California Environmental Law and Policy Update - August 2014 #5


Environmental and Policy Focus

The California Supreme Court further limits the scope of CEQA review for voter-sponsored initiatives

Allen Matkins - Aug 11

Voter-driven initiatives meeting California Elections Code requirements may be adopted directly by local governments without first conducting a full review under the California Environmental Quality Act ("CEQA"), according to a unanimous decision issued on August 7, 2014, by the California Supreme Court. The decision in Tuolumne Jobs & Small Business Alliance v. Superior Court, No. S207173, resolves a split of opinion in the appellate courts, and establishes a further limitation on the application of CEQA review to the voter-sponsored initiative process.

California may waive environmental rules for Tesla battery factory

Los Angeles Times - Aug 12

The state would exempt Tesla Motors Inc. from some of its toughest environmental regulations as part of an incentive package being discussed with the automaker to build a massive battery factory in California, Senator Ted Gaines said. The plan being negotiated in the office of Governor Jerry Brown could grant the automaker waivers for significant portions of CEQA, Gaines said. The proposal is alarming some environmentalists.

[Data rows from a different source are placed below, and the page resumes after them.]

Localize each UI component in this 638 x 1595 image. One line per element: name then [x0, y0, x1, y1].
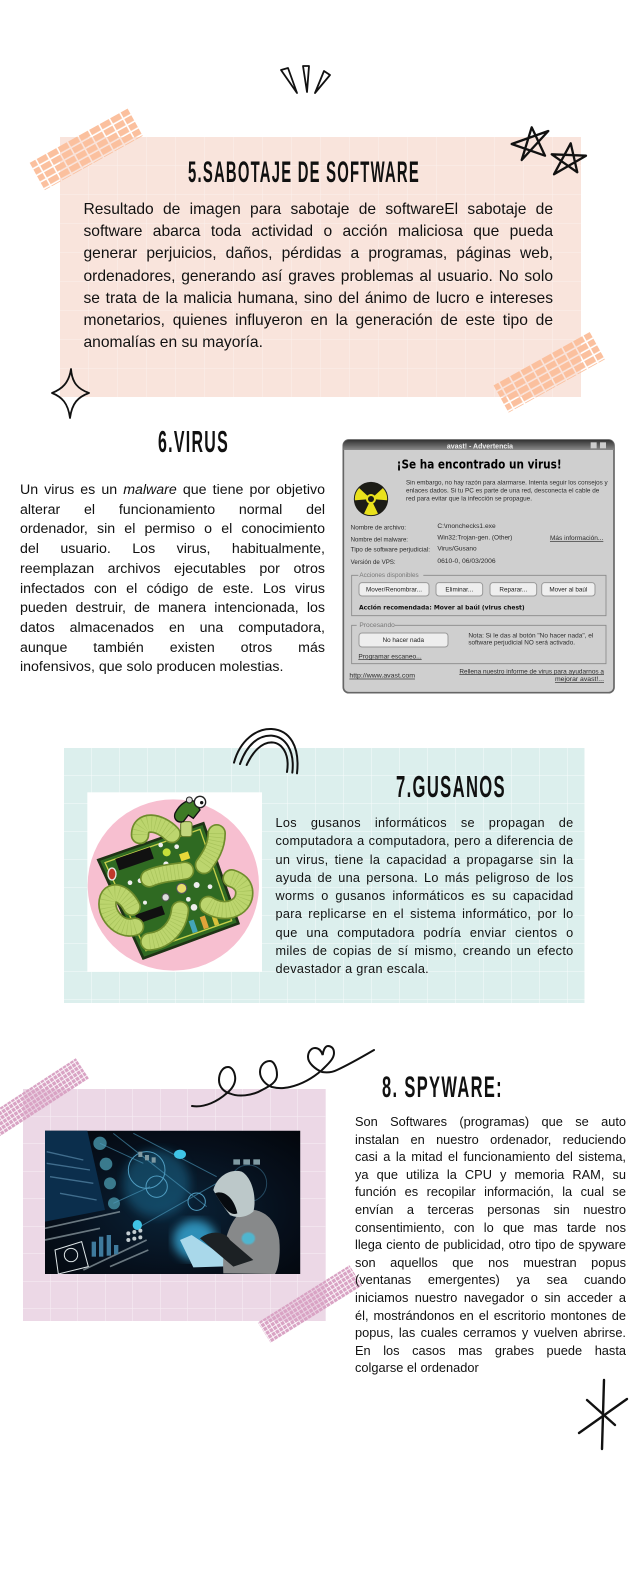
text block: virus: datos almacenados en una computadora,: [20, 620, 325, 636]
image: avast virus warning window: No hacer nada: [383, 637, 425, 644]
image: avast virus warning window: Mover/Renombrar...: [366, 587, 422, 594]
image: avast virus warning window: mejorar avast!...: [555, 676, 604, 683]
text block: spyware: iniciamos nuestro navegador o sin acceder a: [355, 1290, 626, 1305]
image: avast virus warning window: Reparar...: [499, 587, 527, 594]
text block: gusanos: worms o gusanos informáticos es su capacidad: [276, 889, 574, 903]
text block: gusanos: devastador a gran escala.: [276, 962, 429, 976]
image: worms on circuit board: [87, 792, 262, 972]
text block: sabotaje de software: software abarca toda actividad o acción maliciosa que pueda: [84, 223, 553, 240]
text block: virus: [20, 482, 325, 675]
tape: upper left pink: [0, 1058, 89, 1144]
image: avast virus warning window: Nombre de archivo:: [351, 524, 406, 531]
text block: virus: Un virus es un malware que tiene por objetivo: [20, 482, 325, 498]
image: avast virus warning window: Tipo de software perjudicial:: [351, 546, 430, 553]
text block: virus: reemplazan archivos ejecutables por otros: [20, 561, 325, 577]
icon: three spikes: [281, 66, 330, 93]
image: hooded hacker with holographic screens: [45, 1131, 300, 1274]
text block: spyware: (ventanas emergentes) ya sea cuando: [355, 1272, 626, 1287]
image: avast virus warning window: 0610-0, 06/03/2006: [437, 558, 496, 565]
image: avast virus warning window: ¡Se ha encontrado un virus!: [397, 458, 562, 472]
text block: gusanos: computadora a computadora, pero a diferencia de: [276, 834, 574, 848]
text block: gusanos: que una computadora podría enviar cientos o: [276, 926, 574, 940]
image: avast virus warning window: C:\monchecks1.exe: [437, 523, 496, 530]
text block: virus: alterar el funcionamiento normal del: [20, 502, 325, 518]
image: avast virus warning window: Win32:Trojan-gen. (Other): [437, 535, 512, 542]
icon: four-point sparkle: [52, 369, 89, 418]
icon: rainbow arcs: [234, 729, 298, 773]
image: avast virus warning window: Mover al baúl: [549, 587, 587, 594]
text block: virus: pueden destruir, de manera intencionada, los: [20, 600, 325, 616]
text block: gusanos: Los gusanos informáticos se propagan de: [276, 816, 574, 830]
text block: spyware: colgarse el ordenador: [355, 1360, 479, 1375]
text block: spyware: popus, las cuales cerramos y vuelven abrirse.: [355, 1325, 626, 1340]
image: avast virus warning window: Versión de VPS:: [351, 559, 396, 566]
panel: spyware: [23, 1089, 326, 1321]
image: avast virus warning window: Rellena nuestro informe de virus para ayudarnos a: [459, 668, 604, 675]
text block: gusanos: ayuda de una persona. Lo más peligroso de los: [276, 871, 574, 885]
text block: spyware: consentimiento, con lo que mas tarde nos: [355, 1220, 626, 1235]
text block: spyware: función es recopilar información, la cual se: [355, 1184, 626, 1199]
image: avast virus warning window: Programar escaneo...: [358, 653, 422, 660]
text block: spyware: [355, 1114, 626, 1375]
text block: virus: del usuario. Los virus, habitualmente,: [20, 541, 325, 557]
image: avast virus warning window: Nombre del malware:: [351, 536, 408, 543]
text block: spyware: llega ciento de publicidad, otro tipo de spyware: [355, 1237, 626, 1252]
image: avast virus warning window: Más información...: [550, 535, 603, 542]
heading: 6.Virus: 6.VIRUS: [158, 424, 229, 459]
image: avast virus warning window: Sin embargo, no hay razón para alarmarse. Intenta seguir los consejos y: [406, 480, 608, 487]
text block: gusanos: miles de copias de sí mismo, creando un efecto: [276, 944, 574, 958]
image: avast virus warning window: avast! - Advertencia: [447, 443, 513, 450]
icon: curly line with loops and heart: [192, 1046, 374, 1106]
image: avast virus warning window: Acciones disponibles: [359, 572, 419, 579]
image: avast virus warning window: http://www.avast.com: [349, 673, 415, 680]
text block: virus: aunque también existen otros más: [20, 640, 325, 656]
text block: sabotaje de software: Resultado de imagen para sabotaje de softwareEl sabotaje de: [84, 201, 553, 218]
text block: sabotaje de software: generar perjuicios, daños, pérdidas a programas, páginas web,: [84, 245, 553, 262]
image: avast virus warning window: Procesando: [359, 622, 395, 629]
image: avast virus warning window: software perjudicial NO será activado.: [468, 640, 575, 647]
image: avast virus warning window: Nota: Si le das al botón "No hacer nada", el: [468, 632, 594, 639]
image: avast virus warning window: red para evitar que la infección se propague.: [406, 496, 532, 503]
tape: lower right pink: [258, 1265, 362, 1343]
text block: sabotaje de software: anomalías en su mayoría.: [84, 334, 263, 351]
icon: two hand-drawn stars: [512, 127, 586, 174]
image: avast virus warning window: Eliminar...: [445, 587, 473, 594]
panel: sabotaje de software: [60, 137, 581, 397]
image: avast virus warning window: enlaces dados. Si tu PC es parte de una red, desconecta el cable de: [406, 488, 600, 495]
image: avast virus warning window: Virus/Gusano: [437, 546, 477, 553]
text block: spyware: él, mostrándonos en el escritorio montones de: [355, 1308, 626, 1323]
text block: spyware: Son Softwares (programas) que se auto: [355, 1114, 626, 1129]
text block: spyware: son aquellos que nos muestran popus: [355, 1255, 626, 1270]
image: avast virus warning window: [343, 440, 614, 693]
text block: gusanos: para replicarse en el sistema informático, por lo: [276, 907, 574, 921]
text block: gusanos: un virus, tiene la capacidad a propagarse sin la: [276, 853, 574, 867]
text block: spyware: En los casos mas grabes puede hasta: [355, 1343, 626, 1358]
heading: 8. Spyware: 8. SPYWARE:: [382, 1071, 503, 1104]
text block: gusanos: [276, 816, 574, 976]
tape: top left peach: [29, 108, 143, 190]
text block: spyware: ya que utiliza la CPU y memoria RAM, su: [355, 1167, 626, 1182]
heading: 7.Gusanos: 7.GUSANOS: [396, 769, 506, 804]
tape: bottom right peach: [493, 331, 605, 413]
text block: sabotaje de software: [84, 201, 554, 351]
text block: virus: ordenador, sin el permiso o el conocimiento: [20, 521, 325, 537]
text block: virus: infectados con el código de este. Los virus: [20, 581, 325, 597]
panel: gusanos: [64, 748, 584, 1003]
text block: sabotaje de software: monetarios, quienes influyeron en la generación de este tipo de: [84, 312, 553, 329]
text block: sabotaje de software: ordenadores, generando así graves problemas al usuario. No solo: [84, 268, 553, 285]
text block: virus: inofensivos, que solo producen molestias.: [20, 659, 283, 675]
text block: spyware: envían a terceras personas sin nuestro: [355, 1202, 626, 1217]
text block: spyware: instalan en nuestro ordenador, reduciendo: [355, 1132, 626, 1147]
icon: hand-drawn asterisk: [579, 1380, 627, 1449]
image: avast virus warning window: Acción recomendada: Mover al baúl (virus chest): [359, 604, 525, 612]
text block: sabotaje de software: se trata de la malicia humana, sino del ánimo de lucro e intereses: [84, 290, 553, 307]
text block: spyware: casi a la mitad el funcionamiento del sistema,: [355, 1149, 626, 1164]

Ninth Circuit rejects permit for San Joaquin Valley power plant

Courthouse News - Aug 12

Federal regulators lacked "unbounded discretion" to waive new air-quality rules for a proposed natural gas-fired power plant in California's San Joaquin Valley, the 9th Circuit ruled Tuesday. In 2011, the EPA issued Avenal Power Center a permit to build a 600-megawatt facility near the largely agricultural communities of Avenal, Huron, and Kettleman City, California. The terms of the permit were based upon regulations that had been superseded by more stringent standards by the time the permit was issued. Complicating the case was the fact that EPA had missed a one-year deadline to either grant or deny the permit. Had EPA complied with the one-year deadline, the former, less stringent rules would have applied to the project. Avenal wanted the agency to grandfather the permit under the old guidelines, and EPA agreed. Environmental groups challenging that decision persuaded the appellate court to conclude that the "Clean Air Act unambiguously requires Avenal Power to demonstrate that the Avenal Energy Project complies with the regulations in effect at the time the permit is issued."

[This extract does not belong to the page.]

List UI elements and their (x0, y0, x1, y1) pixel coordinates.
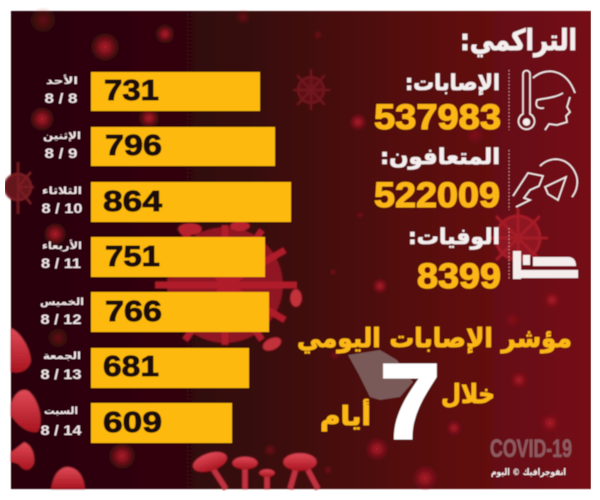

Water bond headed to voters

Sacramento Bee - Aug 13

California voters will be asked to authorize $7.5 billion to bolster the state’s water supply, infrastructure and ecosystems in November, as lawmakers and Governor Jerry Brown on Wednesday struck a long-sought deal to move a new water bond to the ballot. The extraordinary drought that has strained California’s water supply spurred a concerted push for a new water bond. Lawmakers moved to replace an $11.1 billion bond previously slated for the ballot, convinced that voters would reject it.

California expands lead soil testing area near Exide plant in Vernon

Los Angeles Times - Aug 12

State regulators have greatly expanded the area of homes, schools and parks that will be tested for lead-tainted soil near a troubled battery recycling plant in Vernon, about five miles from downtown Los Angeles. California toxic waste regulators blame air pollution from the Exide Technologies plant for the elevated levels of lead detected last fall at 39 homes and a preschool in Maywood and Boyle Heights, prompting officials to issue health warnings for pregnant women and children, and to require additional testing. The expanded test area will include at least 144 homes in a two-square mile area of southeast Los Angeles County.

California's high-speed rail gets approval for 114-mile stretch

Reuters - Aug 12

California's high-speed passenger rail project won approval from federal officials at the Surface Transportation Board on Tuesday to construct a 114-mile section from Fresno to Bakersfield. The line will be the second section of a larger statewide high-speed rail line plan, which runs 500 miles from San Francisco to the Los Angeles basin. The Central Valley stretch will be subject to environmental considerations, noted the Surface Transportation Board, which regulates railroad and transportation matters.